Introduction and summary
In 2016, sandwich chain Jimmy John’s made headlines when it agreed to stop requiring its workers to sign noncompete agreements through a settlement with the attorneys general of New York and Illinois.1 The case caught many worker advocates by surprise. It is well known that, in an effort to protect company trade secrets, corporations often require CEOs and top talent to sign agreements not to join rival firms for a certain period of time. But Jimmy John’s was requiring low-wage sandwich-makers—workers unlikely to hold valuable company secrets—to agree not to work for rival sandwich shops for up to two years after their employment ended.2
Emerging research and litigation have revealed that Jimmy John’s is not the only company to use this tactic. From fast-food workers and check-cashing clerks to health care providers and engineers, companies are requiring workers across income and educational attainment to sign restrictive contractual agreements, such as noncompete contracts and even “no-poaching” agreements between firms.3 Employment contracts often carry these requirements as well as several other provisions—including mandatory arbitration requirements, class-action waivers, and nondisclosure agreements—that may restrict workers’ rights on the job and their ability to leave the job for a better one or to start a new business.
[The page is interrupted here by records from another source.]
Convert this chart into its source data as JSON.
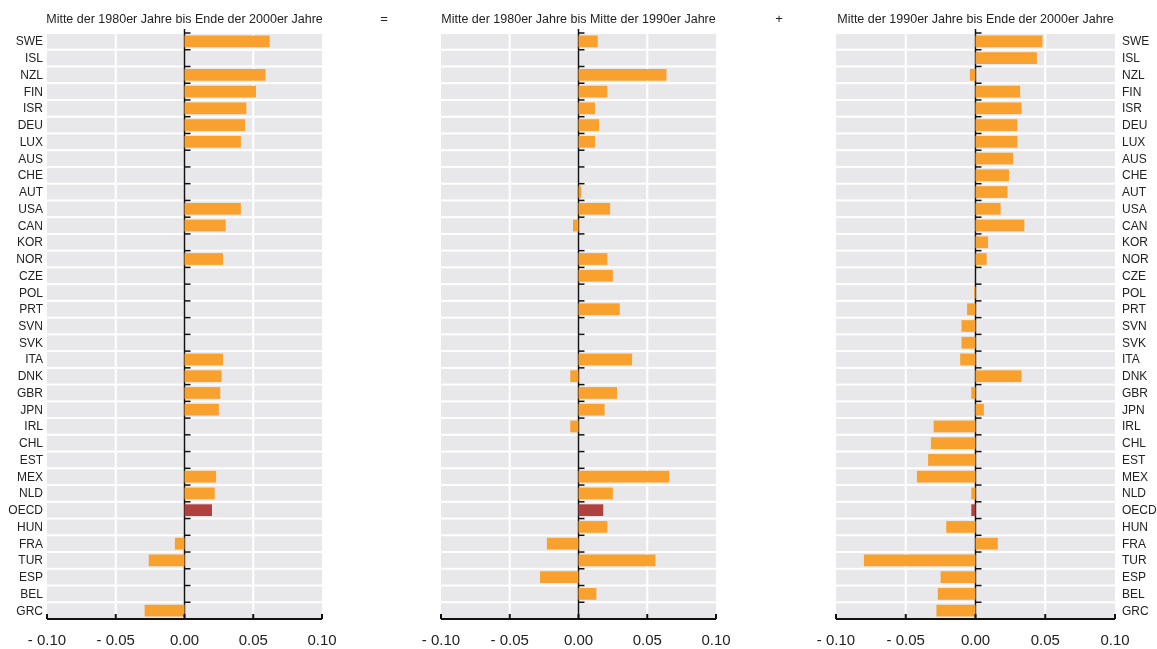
{
  "chart_data": [
    {
      "type": "bar",
      "orientation": "horizontal",
      "title": "Mitte der 1980er Jahre bis Ende der 2000er Jahre",
      "categories": [
        "SWE",
        "ISL",
        "NZL",
        "FIN",
        "ISR",
        "DEU",
        "LUX",
        "AUS",
        "CHE",
        "AUT",
        "USA",
        "CAN",
        "KOR",
        "NOR",
        "CZE",
        "POL",
        "PRT",
        "SVN",
        "SVK",
        "ITA",
        "DNK",
        "GBR",
        "JPN",
        "IRL",
        "CHL",
        "EST",
        "MEX",
        "NLD",
        "OECD",
        "HUN",
        "FRA",
        "TUR",
        "ESP",
        "BEL",
        "GRC"
      ],
      "values": [
        0.062,
        null,
        0.059,
        0.052,
        0.045,
        0.044,
        0.041,
        null,
        null,
        null,
        0.041,
        0.03,
        null,
        0.028,
        null,
        null,
        null,
        null,
        null,
        0.028,
        0.027,
        0.026,
        0.025,
        null,
        null,
        null,
        0.023,
        0.022,
        0.02,
        null,
        -0.007,
        -0.026,
        null,
        null,
        -0.029
      ],
      "colors": [
        "#f9a12f",
        null,
        "#f9a12f",
        "#f9a12f",
        "#f9a12f",
        "#f9a12f",
        "#f9a12f",
        null,
        null,
        null,
        "#f9a12f",
        "#f9a12f",
        null,
        "#f9a12f",
        null,
        null,
        null,
        null,
        null,
        "#f9a12f",
        "#f9a12f",
        "#f9a12f",
        "#f9a12f",
        null,
        null,
        null,
        "#f9a12f",
        "#f9a12f",
        "#b0413e",
        null,
        "#f9a12f",
        "#f9a12f",
        null,
        null,
        "#f9a12f"
      ],
      "xlim": [
        -0.1,
        0.1
      ],
      "xticks": [
        {
          "value": -0.1,
          "label": "- 0.10"
        },
        {
          "value": -0.05,
          "label": "- 0.05"
        },
        {
          "value": 0,
          "label": "0.00"
        },
        {
          "value": 0.05,
          "label": "0.05"
        },
        {
          "value": 0.1,
          "label": "0.10"
        }
      ],
      "grid": "x"
    },
    {
      "type": "bar",
      "orientation": "horizontal",
      "title": "Mitte der 1980er Jahre bis Mitte der 1990er Jahre",
      "annotations": [
        "="
      ],
      "categories": [
        null,
        null,
        null,
        null,
        null,
        null,
        null,
        null,
        null,
        null,
        null,
        null,
        null,
        null,
        null,
        null,
        null,
        null,
        null,
        null,
        null,
        null,
        null,
        null,
        null,
        null,
        null,
        null,
        null,
        null,
        null,
        null,
        null,
        null,
        null
      ],
      "values": [
        0.014,
        null,
        0.064,
        0.021,
        0.012,
        0.015,
        0.012,
        null,
        null,
        0.002,
        0.023,
        -0.004,
        null,
        0.021,
        0.025,
        null,
        0.03,
        null,
        null,
        0.039,
        -0.006,
        0.028,
        0.019,
        -0.006,
        null,
        null,
        0.066,
        0.025,
        0.018,
        0.021,
        -0.023,
        0.056,
        -0.028,
        0.013,
        null
      ],
      "colors": [
        "#f9a12f",
        null,
        "#f9a12f",
        "#f9a12f",
        "#f9a12f",
        "#f9a12f",
        "#f9a12f",
        null,
        null,
        "#f9a12f",
        "#f9a12f",
        "#f9a12f",
        null,
        "#f9a12f",
        "#f9a12f",
        null,
        "#f9a12f",
        null,
        null,
        "#f9a12f",
        "#f9a12f",
        "#f9a12f",
        "#f9a12f",
        "#f9a12f",
        null,
        null,
        "#f9a12f",
        "#f9a12f",
        "#b0413e",
        "#f9a12f",
        "#f9a12f",
        "#f9a12f",
        "#f9a12f",
        "#f9a12f",
        null
      ],
      "xlim": [
        -0.1,
        0.1
      ],
      "xticks": [
        {
          "value": -0.1,
          "label": "- 0.10"
        },
        {
          "value": -0.05,
          "label": "- 0.05"
        },
        {
          "value": 0,
          "label": "0.00"
        },
        {
          "value": 0.05,
          "label": "0.05"
        },
        {
          "value": 0.1,
          "label": "0.10"
        }
      ],
      "grid": "x",
      "tick_labels": "x"
    },
    {
      "type": "bar",
      "orientation": "horizontal",
      "title": "Mitte der 1990er Jahre bis Ende der 2000er Jahre",
      "annotations": [
        "+"
      ],
      "categories": [
        "SWE",
        "ISL",
        "NZL",
        "FIN",
        "ISR",
        "DEU",
        "LUX",
        "AUS",
        "CHE",
        "AUT",
        "USA",
        "CAN",
        "KOR",
        "NOR",
        "CZE",
        "POL",
        "PRT",
        "SVN",
        "SVK",
        "ITA",
        "DNK",
        "GBR",
        "JPN",
        "IRL",
        "CHL",
        "EST",
        "MEX",
        "NLD",
        "OECD",
        "HUN",
        "FRA",
        "TUR",
        "ESP",
        "BEL",
        "GRC"
      ],
      "values": [
        0.048,
        0.044,
        -0.004,
        0.032,
        0.033,
        0.03,
        0.03,
        0.027,
        0.024,
        0.023,
        0.018,
        0.035,
        0.009,
        0.008,
        null,
        -0.001,
        -0.006,
        -0.01,
        -0.01,
        -0.011,
        0.033,
        -0.003,
        0.006,
        -0.03,
        -0.032,
        -0.034,
        -0.042,
        -0.003,
        -0.003,
        -0.021,
        0.016,
        -0.08,
        -0.025,
        -0.027,
        -0.028
      ],
      "colors": [
        "#f9a12f",
        "#f9a12f",
        "#f9a12f",
        "#f9a12f",
        "#f9a12f",
        "#f9a12f",
        "#f9a12f",
        "#f9a12f",
        "#f9a12f",
        "#f9a12f",
        "#f9a12f",
        "#f9a12f",
        "#f9a12f",
        "#f9a12f",
        null,
        "#f9a12f",
        "#f9a12f",
        "#f9a12f",
        "#f9a12f",
        "#f9a12f",
        "#f9a12f",
        "#f9a12f",
        "#f9a12f",
        "#f9a12f",
        "#f9a12f",
        "#f9a12f",
        "#f9a12f",
        "#f9a12f",
        "#b0413e",
        "#f9a12f",
        "#f9a12f",
        "#f9a12f",
        "#f9a12f",
        "#f9a12f",
        "#f9a12f"
      ],
      "xlim": [
        -0.1,
        0.1
      ],
      "xticks": [
        {
          "value": -0.1,
          "label": "- 0.10"
        },
        {
          "value": -0.05,
          "label": "- 0.05"
        },
        {
          "value": 0,
          "label": "0.00"
        },
        {
          "value": 0.05,
          "label": "0.05"
        },
        {
          "value": 0.1,
          "label": "0.10"
        }
      ],
      "grid": "x"
    }
  ]
}
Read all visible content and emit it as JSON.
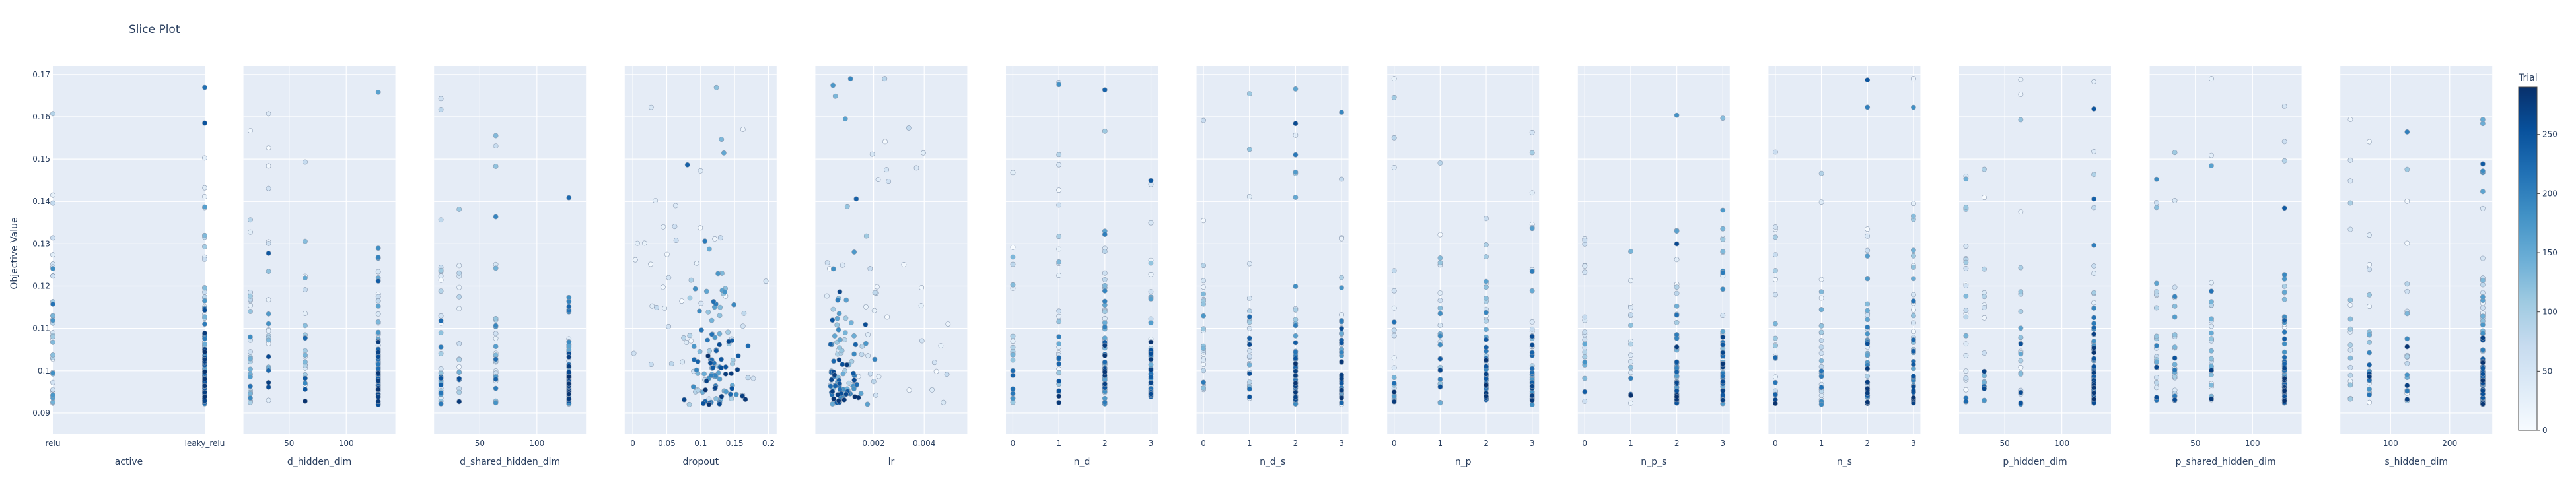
{
  "chart_data": {
    "type": "scatter",
    "title": "Slice Plot",
    "ylabel": "Objective Value",
    "ylim": [
      0.085,
      0.172
    ],
    "yticks": [
      0.09,
      0.1,
      0.11,
      0.12,
      0.13,
      0.14,
      0.15,
      0.16,
      0.17
    ],
    "colorbar": {
      "title": "Trial",
      "min": 0,
      "max": 290,
      "ticks": [
        0,
        50,
        100,
        150,
        200,
        250
      ]
    },
    "panels": [
      {
        "param": "active",
        "kind": "cat",
        "categories": [
          "relu",
          "leaky_relu"
        ]
      },
      {
        "param": "d_hidden_dim",
        "kind": "num",
        "xlim": [
          10,
          143
        ],
        "ticks": [
          50,
          100
        ],
        "choices": [
          16,
          32,
          64,
          128
        ]
      },
      {
        "param": "d_shared_hidden_dim",
        "kind": "num",
        "xlim": [
          10,
          143
        ],
        "ticks": [
          50,
          100
        ],
        "choices": [
          16,
          32,
          64,
          128
        ]
      },
      {
        "param": "dropout",
        "kind": "num",
        "xlim": [
          -0.012,
          0.212
        ],
        "ticks": [
          0,
          0.05,
          0.1,
          0.15,
          0.2
        ],
        "range": [
          0,
          0.2
        ]
      },
      {
        "param": "lr",
        "kind": "num",
        "xlim": [
          -0.0003,
          0.0057
        ],
        "ticks": [
          0.002,
          0.004
        ],
        "range": [
          1e-05,
          0.0055
        ]
      },
      {
        "param": "n_d",
        "kind": "num",
        "xlim": [
          -0.15,
          3.15
        ],
        "ticks": [
          0,
          1,
          2,
          3
        ],
        "choices": [
          0,
          1,
          2,
          3
        ]
      },
      {
        "param": "n_d_s",
        "kind": "num",
        "xlim": [
          -0.15,
          3.15
        ],
        "ticks": [
          0,
          1,
          2,
          3
        ],
        "choices": [
          0,
          1,
          2,
          3
        ]
      },
      {
        "param": "n_p",
        "kind": "num",
        "xlim": [
          -0.15,
          3.15
        ],
        "ticks": [
          0,
          1,
          2,
          3
        ],
        "choices": [
          0,
          1,
          2,
          3
        ]
      },
      {
        "param": "n_p_s",
        "kind": "num",
        "xlim": [
          -0.15,
          3.15
        ],
        "ticks": [
          0,
          1,
          2,
          3
        ],
        "choices": [
          0,
          1,
          2,
          3
        ]
      },
      {
        "param": "n_s",
        "kind": "num",
        "xlim": [
          -0.15,
          3.15
        ],
        "ticks": [
          0,
          1,
          2,
          3
        ],
        "choices": [
          0,
          1,
          2,
          3
        ]
      },
      {
        "param": "p_hidden_dim",
        "kind": "num",
        "xlim": [
          10,
          143
        ],
        "ticks": [
          50,
          100
        ],
        "choices": [
          16,
          32,
          64,
          128
        ]
      },
      {
        "param": "p_shared_hidden_dim",
        "kind": "num",
        "xlim": [
          10,
          143
        ],
        "ticks": [
          50,
          100
        ],
        "choices": [
          16,
          32,
          64,
          128
        ]
      },
      {
        "param": "s_hidden_dim",
        "kind": "num",
        "xlim": [
          15,
          272
        ],
        "ticks": [
          100,
          200
        ],
        "choices": [
          32,
          64,
          128,
          256
        ]
      }
    ]
  }
}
As a result, too many American workers are unfairly stuck in jobs they do not want but cannot leave. Some surveys find that nearly 40 percent of the American workforce is now or has previously been subject to a noncompete agreement at work.4 In addition, in 2016, more than half of franchisors required franchisees to sign no-poaching agreements that prevented their workers from moving between locations.5
Noncompete and no-poaching agreements not only prevent individual workers from moving to better jobs that will allow them to earn more and advance in their careers; they also contribute to larger negative trends in the American economy that are reducing economic dynamism, impeding labor market competition, and, consequently, driving wage stagnation across the economy.